There’s nothing quite like deposing an opponent’s retained testifying liability expert. They are typically skilled and savvy deponents who know many of the tricks of the trade. They make much of their living testifying in court. Past deposition transcripts, if they can be located, yield a wealth of information about the expert’s background, methodology, and, of course, their pet peeves. Plus, these experts usually know of the Daubert case and what must be done to avoid being excluded as an expert in a case. Some experts even advertise on their websites that they have never been excluded by the Daubert case.
Why would they do that?
It seems a curious statement to make, particularly if the expert has been around long enough to have been challenged on multiple occasions in litigation across the country. Diligent counsel will always locate and review an opponent’s expert’s website, if one exists. If the expert maintains that he or she has never been excluded on such grounds, defense counsel would naturally ask if that fact were still true. If so, the required follow up question becomes: “If you’ve not been excluded on Daubert grounds, on what grounds have you been excluded?”
Recently, we deposed an expert who made such a representation on his website. However, after spending less than five minutes on Westlaw, we discovered that he had been excluded in not one but three reported decisions. Note that these were decisions that were on Westlaw, and these findings may not have included unreported exclusions or those which occurred at the trial court level that were never appealed. One such exclusion came from the very first case in which the expert had offered opinions. At the deposition, we naturally confronted the expert with these three opinions and he claimed not to know of them. How is that?
Sure, two of the opinions were more than a decade old, but the third was from 2011 (and in that case, the trial court had excluded the expert, later granted a motion for new trial based on the belief that the exclusion was improper, and ultimately earned a reversal from the Court of Appeals because the expert’s opinions had been proven to be false by some properly admitted trial testimony).

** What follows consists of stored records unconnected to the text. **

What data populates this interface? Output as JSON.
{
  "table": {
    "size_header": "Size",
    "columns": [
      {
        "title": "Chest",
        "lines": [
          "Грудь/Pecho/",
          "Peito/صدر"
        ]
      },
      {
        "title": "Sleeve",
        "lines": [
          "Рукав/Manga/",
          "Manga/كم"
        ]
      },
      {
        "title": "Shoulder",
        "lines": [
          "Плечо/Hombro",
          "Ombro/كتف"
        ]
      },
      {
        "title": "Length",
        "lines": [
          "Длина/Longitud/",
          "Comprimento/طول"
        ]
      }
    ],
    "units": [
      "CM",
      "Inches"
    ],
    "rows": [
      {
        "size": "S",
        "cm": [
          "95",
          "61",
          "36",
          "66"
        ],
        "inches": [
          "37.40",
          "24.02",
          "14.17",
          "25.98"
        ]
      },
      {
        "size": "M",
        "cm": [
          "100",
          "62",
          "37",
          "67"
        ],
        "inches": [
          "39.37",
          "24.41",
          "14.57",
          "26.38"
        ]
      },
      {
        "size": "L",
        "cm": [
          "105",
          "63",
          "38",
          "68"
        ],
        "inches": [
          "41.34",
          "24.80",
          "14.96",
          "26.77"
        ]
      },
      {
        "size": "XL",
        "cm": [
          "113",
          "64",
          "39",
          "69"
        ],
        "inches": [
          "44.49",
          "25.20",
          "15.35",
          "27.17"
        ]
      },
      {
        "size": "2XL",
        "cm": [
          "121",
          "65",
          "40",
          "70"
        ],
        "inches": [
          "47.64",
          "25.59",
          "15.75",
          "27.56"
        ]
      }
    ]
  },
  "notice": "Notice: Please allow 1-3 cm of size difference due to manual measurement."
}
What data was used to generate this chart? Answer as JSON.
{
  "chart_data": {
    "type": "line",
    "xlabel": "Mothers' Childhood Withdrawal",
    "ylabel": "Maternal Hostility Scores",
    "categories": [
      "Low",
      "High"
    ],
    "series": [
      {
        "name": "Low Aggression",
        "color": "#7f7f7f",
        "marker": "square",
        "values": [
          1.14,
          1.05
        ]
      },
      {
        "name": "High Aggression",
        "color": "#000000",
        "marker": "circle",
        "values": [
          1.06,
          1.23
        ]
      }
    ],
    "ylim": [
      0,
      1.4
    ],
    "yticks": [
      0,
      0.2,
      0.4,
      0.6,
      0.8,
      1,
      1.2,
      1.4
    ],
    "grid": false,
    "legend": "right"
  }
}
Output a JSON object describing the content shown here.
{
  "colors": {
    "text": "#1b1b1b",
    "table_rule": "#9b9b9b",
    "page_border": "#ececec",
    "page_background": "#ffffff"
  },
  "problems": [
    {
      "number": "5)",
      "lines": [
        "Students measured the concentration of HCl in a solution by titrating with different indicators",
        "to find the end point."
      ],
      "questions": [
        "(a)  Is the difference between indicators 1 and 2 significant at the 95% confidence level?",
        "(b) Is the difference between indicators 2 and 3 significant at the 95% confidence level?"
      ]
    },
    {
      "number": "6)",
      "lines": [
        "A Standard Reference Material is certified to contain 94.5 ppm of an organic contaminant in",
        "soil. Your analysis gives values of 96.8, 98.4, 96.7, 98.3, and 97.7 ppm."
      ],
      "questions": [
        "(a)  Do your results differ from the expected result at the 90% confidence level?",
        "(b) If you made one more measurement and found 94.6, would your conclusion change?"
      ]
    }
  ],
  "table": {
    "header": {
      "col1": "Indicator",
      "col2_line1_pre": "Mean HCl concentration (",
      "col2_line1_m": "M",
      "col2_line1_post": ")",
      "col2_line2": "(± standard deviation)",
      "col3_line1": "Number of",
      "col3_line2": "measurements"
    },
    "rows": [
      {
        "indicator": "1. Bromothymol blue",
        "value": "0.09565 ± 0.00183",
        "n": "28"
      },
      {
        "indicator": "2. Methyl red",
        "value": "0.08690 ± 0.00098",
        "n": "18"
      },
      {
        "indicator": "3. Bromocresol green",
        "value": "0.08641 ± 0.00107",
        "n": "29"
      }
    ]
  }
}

How could someone not know that? Well, maybe the expert simply received a call from the lawyer who hired them noting that the case had settled or otherwise resolved, and that lawyer felt it unnecessary to reveal the full story. But how could an expert elect to make that representation on his or her website and then not track whether or not that was true?
We shouldn’t object too much, as it’s always fun to hand an expert a court opinion he or she has never seen before.